Software Signals

Posted on January 7th, 2013

This blog post by Sean Taylor generated quite a stir. He discussed the signals one sends by using certain software packages and seems to think that R users are more competent. The reactions ranged from amusement to bashing.

 

 

While I don't think this type of post is particularly useful, it is fun (especially the John Myles White line), so I'm writing up my thoughts on the issue.

For better or worse, I think the software one uses certainly sends a signal.

I've heard others apply the same arguments to typesetting programs. LaTeX and Beamer, for example, are said to send a "technically competent" signal compared to Word and PowerPoint. For better or worse, I think I am vulnerable to these signals, although I don't use Beamer.

R and Stata are the software packages that I run into most often in political science, and I certainly have stereotypes of their users, but it is a matter of style rather than competence. (These are just my stereotypes.)

  • R users are more likely to be interested in graphics and simulation (i.e. Gelman and Hill). Also, R users are more likely to care about statistical programming. This is how I first became an R user. The first paper that I wrote as a graduate student required a lot of simulation and a few custom graphs, and I needed to do a little programming to get these right. I think programming is a powerful tool and that graphics and simulation are really important in communicating results. Because I think R users are more likely to emphasize these things, I update upward slightly on R users.
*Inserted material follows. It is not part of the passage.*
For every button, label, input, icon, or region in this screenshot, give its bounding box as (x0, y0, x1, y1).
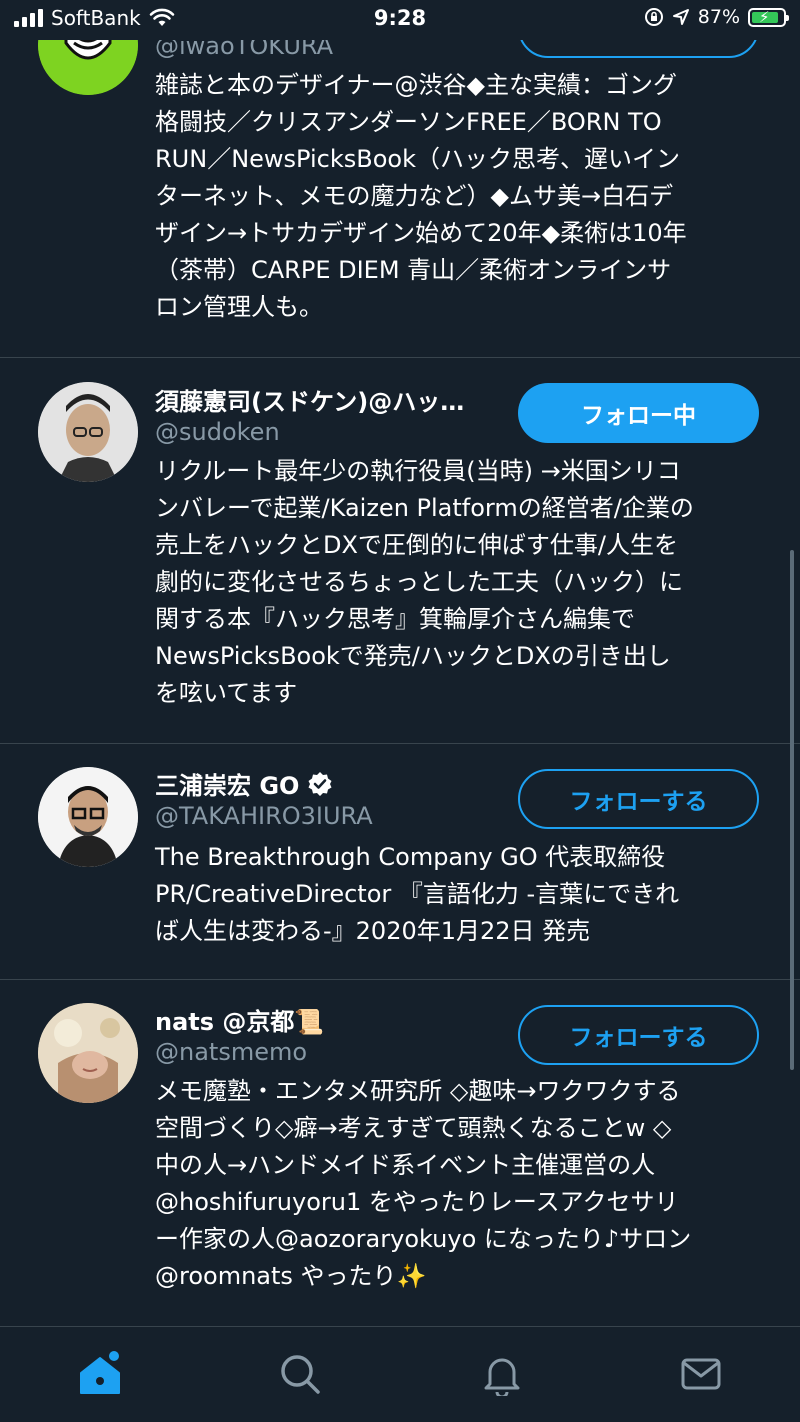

That said, there are plenty of terrible methodologists that use R.
  • Stata users are much more interested in estimating fancier econometric models (i.e. Cameron and Trivedi). These users put less emphasis on model checking methods such as cross-validation and value complicated models (e.g. bivariate probit with partial observability) more than R users. Since I like model checking and think complicated models are over-used (or at least over trusted), I tend to update downward slightly on Stata users. That said, there are plenty of great methodologists that rely on Stata.

I don't run into users of other software much in political science, but I do in the statistics department. (Again, these are just my stereotypes.)
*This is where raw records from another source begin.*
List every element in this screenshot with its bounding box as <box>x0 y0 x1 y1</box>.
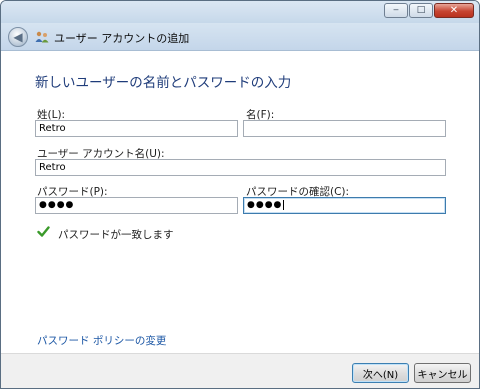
close-button[interactable]: ✕ <box>434 3 474 18</box>
account-name-input[interactable]: Retro <box>35 159 446 176</box>
back-arrow-icon: ◀ <box>13 30 23 44</box>
password-policy-link[interactable]: パスワード ポリシーの変更 <box>37 333 166 348</box>
page-heading: 新しいユーザーの名前とパスワードの入力 <box>35 75 292 91</box>
next-button[interactable]: 次へ(N) <box>352 363 409 383</box>
checkmark-icon <box>37 226 50 237</box>
navigation-bar: ◀ ユーザー アカウントの追加 <box>1 23 479 51</box>
minimize-button[interactable]: ‒ <box>384 3 408 18</box>
password-input[interactable]: ●●●● <box>35 197 238 214</box>
title-bar[interactable]: ‒ □ ✕ <box>1 1 479 23</box>
maximize-button[interactable]: □ <box>409 3 433 18</box>
add-user-account-window: ‒ □ ✕ ◀ ユーザー アカウントの追加 新しいユーザーの名前とパスワードの入… <box>0 0 480 389</box>
cancel-button[interactable]: キャンセル <box>414 363 471 383</box>
password-match-status: パスワードが一致します <box>58 229 174 241</box>
password-confirm-value: ●●●● <box>247 200 283 210</box>
caption-buttons: ‒ □ ✕ <box>384 3 474 18</box>
password-confirm-input[interactable]: ●●●● <box>243 197 446 214</box>
first-name-input[interactable] <box>243 120 446 137</box>
last-name-input[interactable]: Retro <box>35 120 238 137</box>
text-caret <box>283 199 285 210</box>
window-title: ユーザー アカウントの追加 <box>54 32 190 45</box>
button-bar: 次へ(N) キャンセル <box>1 353 479 388</box>
back-button[interactable]: ◀ <box>8 27 28 47</box>
users-icon <box>35 31 49 43</box>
  • Matlab users work on more theoretical problems. By that I mean building and evaluating new estimators and methods, not proving theorems.
  • SAS users care about analyzing data. They work on real-world problems, probably for a drug company.

I use both R and Stata.

I rely mostly on R in my research. I occasionally use Stata for two purposes.
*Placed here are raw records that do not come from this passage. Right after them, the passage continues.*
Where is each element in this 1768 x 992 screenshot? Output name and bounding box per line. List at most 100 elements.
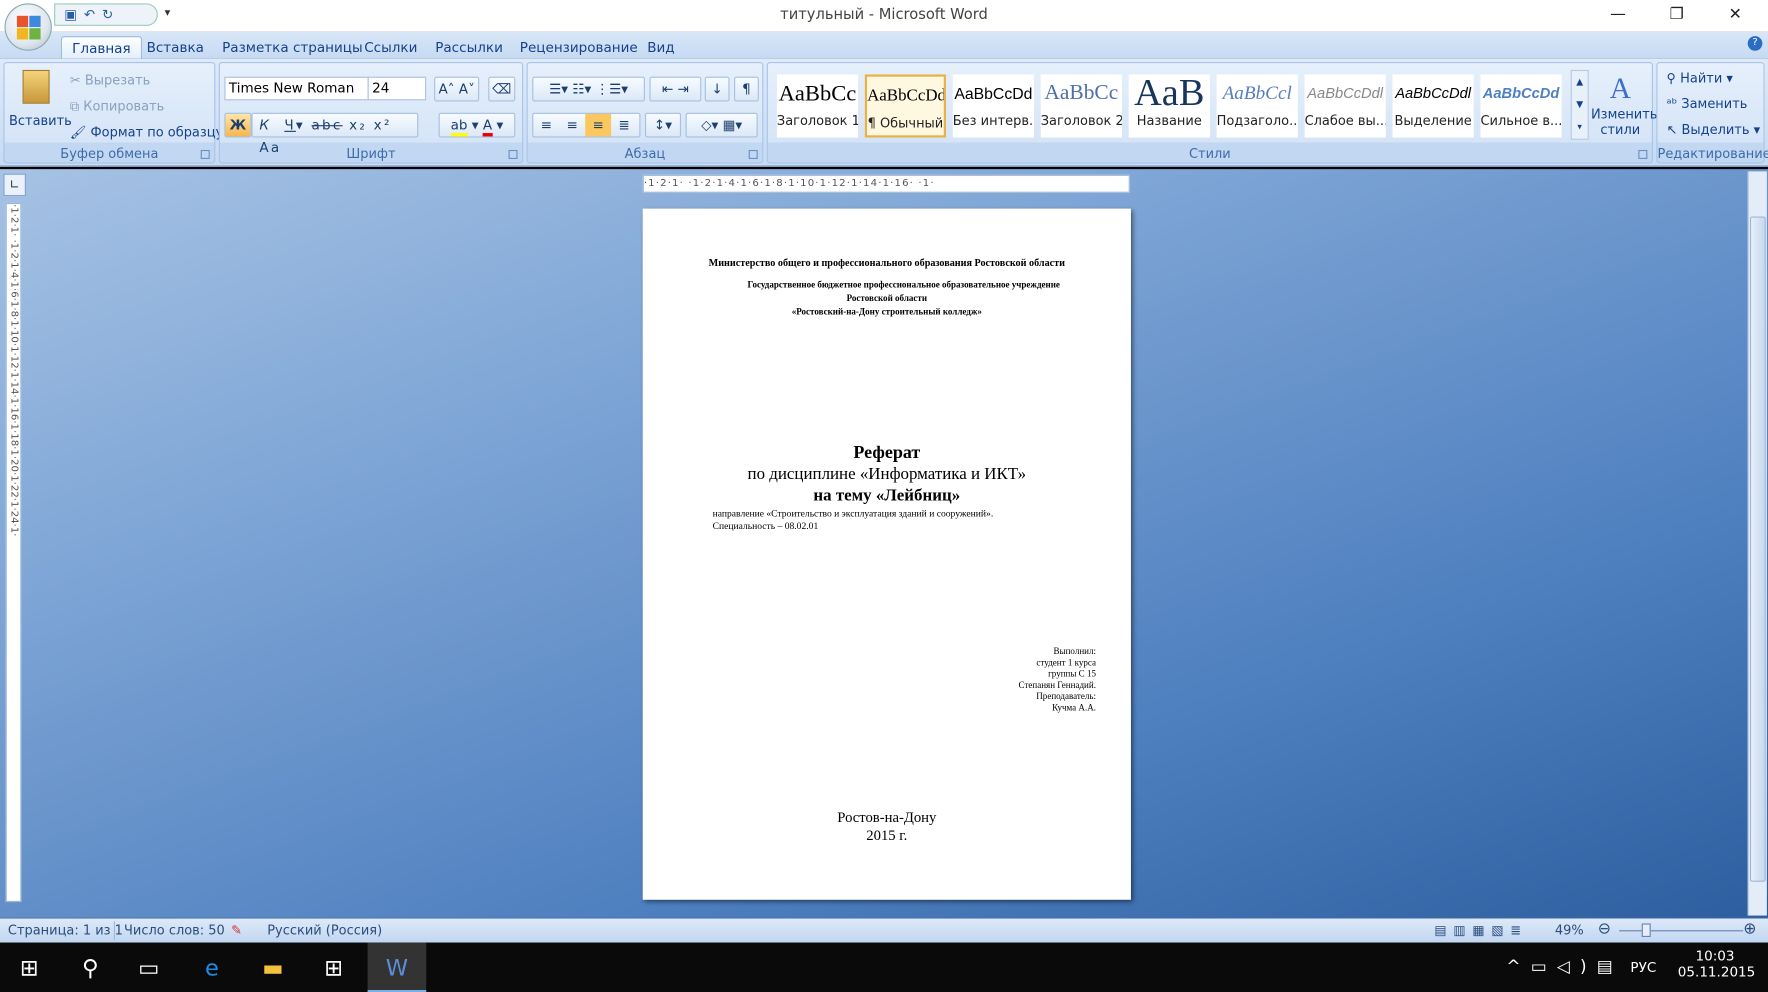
proofing-icon[interactable]: ✎: [231, 922, 242, 938]
tab-mailings[interactable]: Рассылки: [425, 36, 513, 59]
office-button[interactable]: [4, 3, 52, 51]
word-taskbar-icon[interactable]: W: [367, 942, 427, 992]
find-button[interactable]: ⚲ Найти ▾: [1667, 70, 1733, 86]
font-name-field[interactable]: Times New Roman: [224, 76, 369, 101]
cut-button[interactable]: ✂ Вырезать: [70, 72, 150, 88]
list-buttons[interactable]: ☰▾ ☷▾ ⋮☰▾: [532, 76, 645, 102]
copy-button[interactable]: ⧉ Копировать: [70, 98, 164, 115]
dialog-launcher-icon[interactable]: [200, 149, 210, 159]
dialog-launcher-icon[interactable]: [1638, 149, 1648, 159]
style-1[interactable]: AaBbCcDd ¶ Обычный: [864, 74, 947, 138]
done-by-label: Выполнил:: [1053, 646, 1096, 657]
undo-icon[interactable]: ↶: [84, 7, 102, 23]
style-preview: AaBbCcl: [1222, 82, 1292, 104]
tab-references[interactable]: Ссылки: [354, 36, 427, 59]
zoom-slider-thumb[interactable]: [1641, 923, 1651, 937]
word-count[interactable]: Число слов: 50: [124, 922, 225, 938]
group-label: Абзац: [624, 145, 666, 162]
select-button[interactable]: ↖ Выделить ▾: [1667, 122, 1761, 138]
underline-button[interactable]: Ч: [284, 117, 296, 133]
dialog-launcher-icon[interactable]: [748, 149, 758, 159]
zoom-out-icon[interactable]: ⊖: [1598, 920, 1611, 938]
scrollbar-thumb[interactable]: [1749, 216, 1766, 882]
help-icon[interactable]: ?: [1747, 36, 1763, 51]
tab-home[interactable]: Главная: [60, 36, 142, 59]
highlight-icon[interactable]: ab: [450, 117, 468, 137]
customize-icon[interactable]: ▾: [165, 7, 171, 19]
format-painter-button[interactable]: 🖌 Формат по образцу: [70, 124, 223, 140]
specialty-line: Специальность – 08.02.01: [712, 519, 819, 532]
style-5[interactable]: AaBbCcl Подзаголо...: [1216, 74, 1298, 138]
align-center-button[interactable]: ≡: [559, 114, 585, 137]
page-count[interactable]: Страница: 1 из 1: [8, 922, 123, 938]
shading-borders-buttons[interactable]: ◇▾ ▦▾: [685, 112, 758, 138]
style-preview: AaBbCcDd: [954, 84, 1033, 103]
font-color-icon[interactable]: A: [482, 117, 493, 137]
document-page[interactable]: Министерство общего и профессионального …: [642, 208, 1131, 900]
language-indicator[interactable]: Русский (Россия): [267, 922, 382, 938]
bold-button[interactable]: Ж: [224, 112, 252, 138]
indent-buttons[interactable]: ⇤ ⇥: [649, 76, 702, 102]
clear-format-button[interactable]: ⌫: [488, 76, 516, 102]
replace-label: Заменить: [1681, 95, 1748, 112]
shrink-font-icon[interactable]: A˅: [459, 81, 475, 97]
replace-button[interactable]: ᵃᵇ Заменить: [1667, 96, 1748, 112]
paste-icon: [22, 69, 50, 104]
style-7[interactable]: AaBbCcDdl Выделение: [1392, 74, 1474, 138]
redo-icon[interactable]: ↻: [102, 7, 120, 23]
tab-stop-selector[interactable]: ∟: [3, 173, 26, 197]
justify-button[interactable]: ≣: [611, 114, 637, 137]
store-icon[interactable]: ⊞: [304, 943, 363, 992]
style-6[interactable]: AaBbCcDdl Слабое вы...: [1304, 74, 1386, 138]
line-spacing-button[interactable]: ↕▾: [644, 112, 682, 138]
dialog-launcher-icon[interactable]: [508, 149, 518, 159]
clock[interactable]: 10:03 05.11.2015: [1678, 948, 1755, 980]
tab-page-layout[interactable]: Разметка страницы: [212, 36, 373, 59]
sort-button[interactable]: ↓: [704, 76, 730, 102]
minimize-button[interactable]: —: [1592, 0, 1644, 32]
tray-icons[interactable]: ^▭◁)▤: [1506, 956, 1622, 976]
zoom-slider[interactable]: [1619, 930, 1744, 932]
tab-view[interactable]: Вид: [637, 36, 685, 59]
zoom-level[interactable]: 49%: [1555, 922, 1584, 938]
close-button[interactable]: ✕: [1709, 0, 1761, 32]
windows-start-icon[interactable]: ⊞: [0, 943, 59, 992]
group-label: Редактирование: [1657, 145, 1768, 162]
select-label: Выделить: [1681, 121, 1750, 138]
style-4[interactable]: AaB Название: [1128, 74, 1210, 138]
strikethrough-button[interactable]: abc: [311, 117, 342, 133]
tab-review[interactable]: Рецензирование: [510, 36, 648, 59]
superscript-button[interactable]: x²: [374, 117, 392, 133]
file-explorer-icon[interactable]: ▬: [244, 943, 303, 992]
horizontal-ruler[interactable]: ·1·2·1· ·1·2·1·4·1·6·1·8·1·10·1·12·1·14·…: [642, 174, 1130, 193]
maximize-button[interactable]: ❐: [1651, 0, 1703, 32]
zoom-in-icon[interactable]: ⊕: [1743, 920, 1756, 938]
font-size-field[interactable]: 24: [367, 76, 427, 101]
align-left-button[interactable]: ≡: [533, 114, 559, 137]
italic-button[interactable]: К: [259, 117, 271, 133]
align-right-button[interactable]: ≡: [585, 113, 612, 137]
edge-icon[interactable]: e: [183, 943, 242, 992]
change-styles-button[interactable]: A Изменить стили: [1591, 72, 1657, 137]
style-0[interactable]: AaBbCc Заголовок 1: [776, 74, 859, 138]
save-icon[interactable]: ▣: [64, 7, 84, 23]
author-block: Выполнил: студент 1 курса группы С 15 Ст…: [1019, 646, 1096, 714]
brush-icon: 🖌: [69, 124, 91, 140]
vertical-ruler[interactable]: ·1·2·1· ·1·2·1·4·1·6·1·8·1·10·1·12·1·14·…: [5, 202, 22, 903]
subscript-button[interactable]: x₂: [349, 117, 367, 133]
search-icon[interactable]: ⚲: [61, 943, 120, 992]
grow-shrink-font-buttons[interactable]: A˄ A˅: [434, 76, 480, 102]
style-2[interactable]: AaBbCcDd Без интерв...: [952, 74, 1034, 138]
task-view-icon[interactable]: ▭: [120, 943, 179, 992]
group-label: Стили: [1188, 145, 1231, 162]
styles-scroll[interactable]: ▲ ▼ ▾: [1570, 69, 1589, 140]
style-8[interactable]: AaBbCcDd Сильное в...: [1480, 74, 1562, 138]
vertical-scrollbar[interactable]: [1747, 171, 1767, 916]
view-buttons[interactable]: ▤▥▦▧≣: [1434, 922, 1528, 938]
paste-button[interactable]: Вставить: [9, 113, 72, 129]
input-language[interactable]: РУС: [1630, 960, 1656, 976]
grow-font-icon[interactable]: A˄: [438, 81, 454, 97]
show-marks-button[interactable]: ¶: [734, 76, 759, 102]
tab-insert[interactable]: Вставка: [136, 36, 214, 59]
style-3[interactable]: AaBbCc Заголовок 2: [1040, 74, 1122, 138]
  1. Recoding data. Whenever I work with huge chucks of (especially survey) data, Stata offers a really useful set of commands for cleaning up the data.
  2. Maximizing a difficult likelihood. Sometimes I'll have a custom model and regular optimization algorithms (e.g BFGS) fail. In this situation, I use a little magic that is found in Stata's " , difficult" option. I don't quite understand why it works so well, but it is relentless. It is the single best feature of Stata.

I don't update much on users' competence.

While I do update on the methodological style of software users, I don't think I update much (if at all) on their competence. Here are some statements from Taylor's post that I disagree with.

  • "When you don’t have to code your own estimators, you probably won’t understand what you’re doing." I think that many people don't code their on estimators (and couldn't easily start), but understand what they are doing. I also think that plenty of people who do code their own estimators have no clue.
  • "When operating software doesn't require a lot of training, users of that software are likely to be poorly trained." I'm sure that researchers who don't want to learn statistics are much less likely to want to learn software beyond point-and-click, but I think that most people who are using any software and writing about it to the public are not "poorly trained."
  • "Researchers who care about statistics enough should have gravitated toward R at some point." I spent three years in the statistics department at Florida State. People over there care about statistics and most use something other than R. I've also met plenty of political scientists who care about statistics and use Stata exclusively. I do think that those who care about certain styles of analysis (e.g. graphs, simulations, and programming) are likely to be drawn to R, but I don't think it's universal.